Graphitic onion-like carbon (GOC) presents a multi-shelled polyhedral structure with concentric arrangement of carbon layers. Used as anode material for lithium-ion batteries (LIBs) and potassium-ion batteries (PIBs), the concentric structure can effectively avoid interlayer slipping and ensure structural integrity, leading to higher cyclic stability than the normal anisotropic graphite such as the artificial and natural graphite. However, the confined multi-shelled structures of GOC will result in unsatisfactory electrochemical performance in reversible capacity and rate capability.

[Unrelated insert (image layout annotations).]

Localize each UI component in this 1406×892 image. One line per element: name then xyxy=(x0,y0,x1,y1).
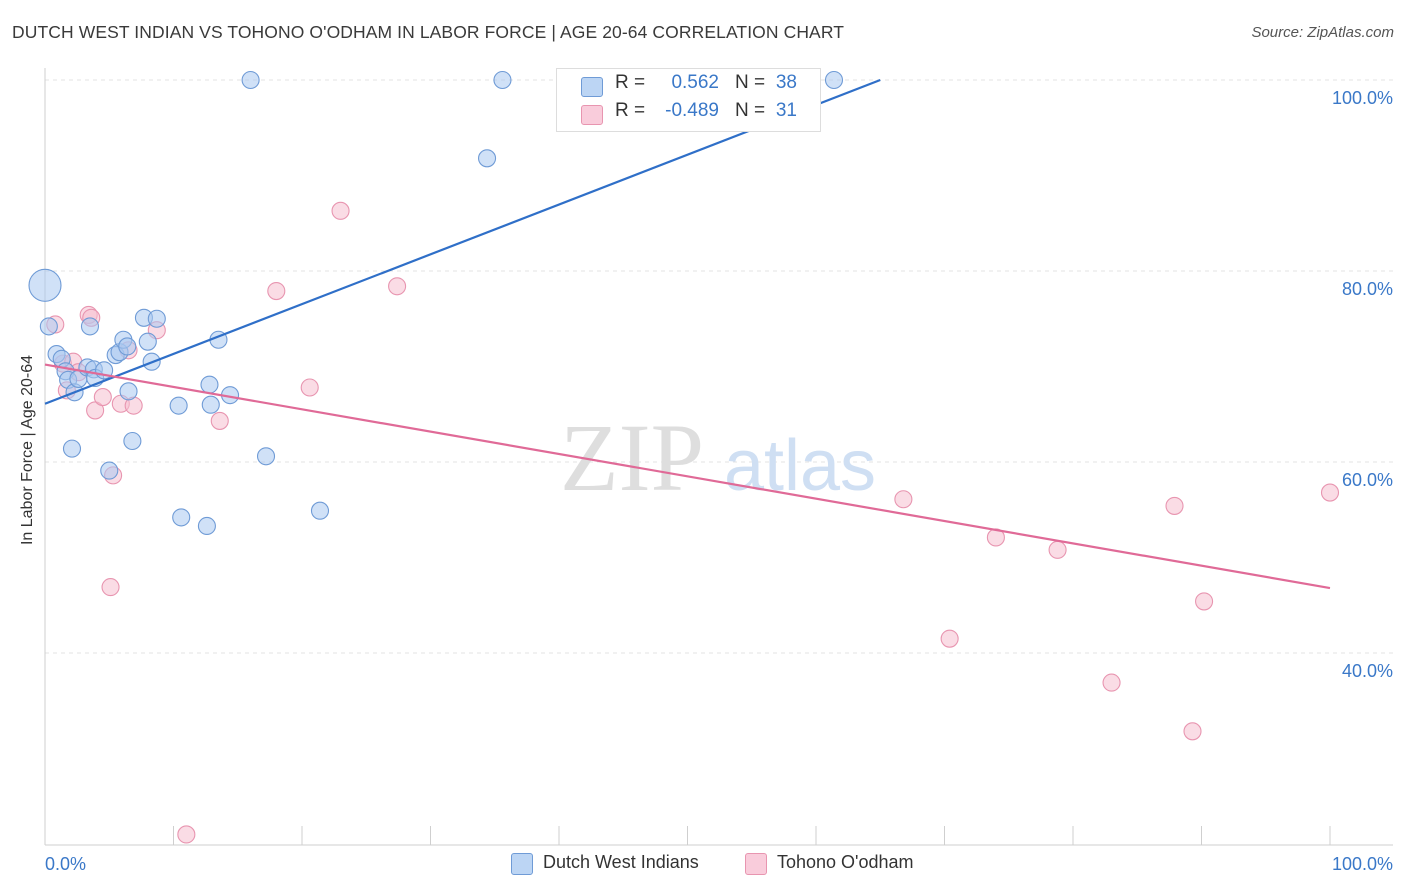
point-tohono-oodham xyxy=(894,490,913,509)
r-value: -0.489 xyxy=(665,100,719,121)
stats-row-blue: R = 0.562 N = 38 xyxy=(557,72,820,102)
point-dutch-west-indians xyxy=(241,70,260,90)
point-tohono-oodham xyxy=(267,282,286,301)
point-tohono-oodham xyxy=(1048,540,1067,559)
point-tohono-oodham xyxy=(177,825,196,844)
n-label: N = xyxy=(735,72,766,93)
n-label: N = xyxy=(735,100,766,121)
point-dutch-west-indians xyxy=(493,70,512,90)
point-tohono-oodham xyxy=(388,277,407,296)
point-dutch-west-indians xyxy=(477,149,497,168)
y-tick-label: 60.0% xyxy=(1342,470,1393,490)
stats-legend: R = 0.562 N = 38 R = -0.489 N = 31 xyxy=(556,68,821,132)
y-tick-label: 80.0% xyxy=(1342,279,1393,299)
point-dutch-west-indians xyxy=(200,375,219,394)
n-value: 31 xyxy=(775,100,797,121)
legend-swatch-pink xyxy=(745,853,767,875)
legend-label: Dutch West Indians xyxy=(543,852,699,872)
point-dutch-west-indians xyxy=(138,332,157,351)
r-label: R = xyxy=(615,72,646,93)
pink-swatch xyxy=(581,105,603,125)
n-value: 38 xyxy=(775,72,797,93)
point-dutch-west-indians xyxy=(169,396,188,415)
r-value: 0.562 xyxy=(671,72,719,93)
y-axis-label-wrap: In Labor Force | Age 20-64 xyxy=(16,300,40,600)
axis-layer xyxy=(44,68,1393,846)
point-tohono-oodham xyxy=(1183,722,1202,741)
point-tohono-oodham xyxy=(1165,496,1184,515)
chart-title: DUTCH WEST INDIAN VS TOHONO O'ODHAM IN L… xyxy=(12,22,845,42)
x-tick-label: 0.0% xyxy=(45,854,86,874)
point-dutch-west-indians xyxy=(256,447,276,466)
trend-line-dutch-west-indians xyxy=(44,78,881,405)
stats-row-pink: R = -0.489 N = 31 xyxy=(557,100,820,130)
point-dutch-west-indians xyxy=(147,309,166,328)
point-dutch-west-indians xyxy=(201,395,220,414)
point-dutch-west-indians xyxy=(824,70,844,90)
series-legend: Dutch West Indians Tohono O'odham xyxy=(0,852,1406,876)
point-dutch-west-indians xyxy=(118,337,137,356)
point-dutch-west-indians xyxy=(62,439,82,458)
point-tohono-oodham xyxy=(101,578,120,597)
point-dutch-west-indians xyxy=(123,431,142,451)
point-tohono-oodham xyxy=(86,401,105,420)
point-dutch-west-indians xyxy=(80,317,100,336)
r-label: R = xyxy=(615,100,646,121)
point-tohono-oodham xyxy=(1195,592,1214,611)
trend-line-tohono-oodham xyxy=(44,363,1331,590)
point-dutch-west-indians xyxy=(100,461,119,480)
x-tick-label: 100.0% xyxy=(1332,854,1393,874)
point-tohono-oodham xyxy=(1102,673,1121,692)
blue-swatch xyxy=(581,77,603,97)
point-tohono-oodham xyxy=(331,201,350,220)
point-tohono-oodham xyxy=(1320,483,1340,502)
point-tohono-oodham xyxy=(93,388,112,407)
watermark-atlas: atlas xyxy=(724,426,876,506)
point-dutch-west-indians xyxy=(39,317,58,336)
point-dutch-west-indians xyxy=(172,508,191,527)
tick-label-layer: 40.0% 60.0% 80.0% 100.0% 0.0% 100.0% xyxy=(45,88,1393,874)
legend-label: Tohono O'odham xyxy=(777,852,914,872)
watermark: ZIP atlas xyxy=(560,404,876,511)
point-tohono-oodham xyxy=(300,378,319,397)
grid-layer xyxy=(45,79,1393,654)
y-tick-label: 100.0% xyxy=(1332,88,1393,108)
trend-layer xyxy=(44,78,1331,590)
point-tohono-oodham xyxy=(940,629,959,648)
point-dutch-west-indians xyxy=(28,268,62,302)
point-dutch-west-indians xyxy=(119,382,138,401)
y-tick-label: 40.0% xyxy=(1342,661,1393,681)
point-dutch-west-indians xyxy=(197,516,216,536)
legend-swatch-blue xyxy=(511,853,533,875)
point-tohono-oodham xyxy=(210,411,229,430)
y-axis-label: In Labor Force | Age 20-64 xyxy=(19,354,36,546)
source-credit: Source: ZipAtlas.com xyxy=(1251,24,1394,41)
points-layer xyxy=(28,70,1340,844)
point-dutch-west-indians xyxy=(310,501,330,520)
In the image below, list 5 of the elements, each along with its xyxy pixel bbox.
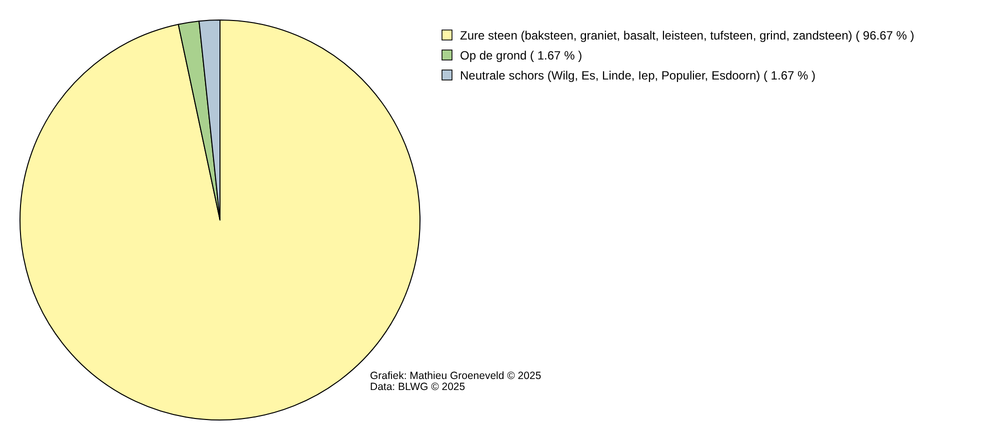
legend-label: Neutrale schors (Wilg, Es, Linde, Iep, Populier, Esdoorn) ( 1.67 % ) — [460, 68, 816, 82]
legend-label: Op de grond ( 1.67 % ) — [460, 48, 582, 62]
text: Data: BLWG © 2025 — [370, 381, 466, 393]
legend-label: Zure steen (baksteen, graniet, basalt, leisteen, tufsteen, grind, zandsteen) ( 96.67 % ) — [460, 28, 914, 42]
text: Grafiek: Mathieu Groeneveld © 2025 — [370, 370, 542, 382]
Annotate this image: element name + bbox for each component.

Herein, a one-step laser-etched method was proposed to the surface modification of GOC by creating suitable pores and edge structures without destroying the intrinsic concentric structure. The laser-etched graphitic onion-like carbon (LGOC) delivers a high reversible capacity (436 mA h g−1 at 0.05 A g−1 in LIBs and 289 mA h g−1 at 0.1C in PIBs) and rate performance (89 mA h g−1 at 10 A g−1 in LIBs and 114 mA h g−1 at 2C in PIBs) with approximate initial coulombic efficiency. Meanwhile, the intrinsic concentric multi-shelled structure of LGOC facilitates structural integrity during lithium/potassium storage, possessing the intrinsic cyclic stability. This work provides an effective route for the application of GOC to replace traditional layered graphite materials as LIBs/PIBs anodes.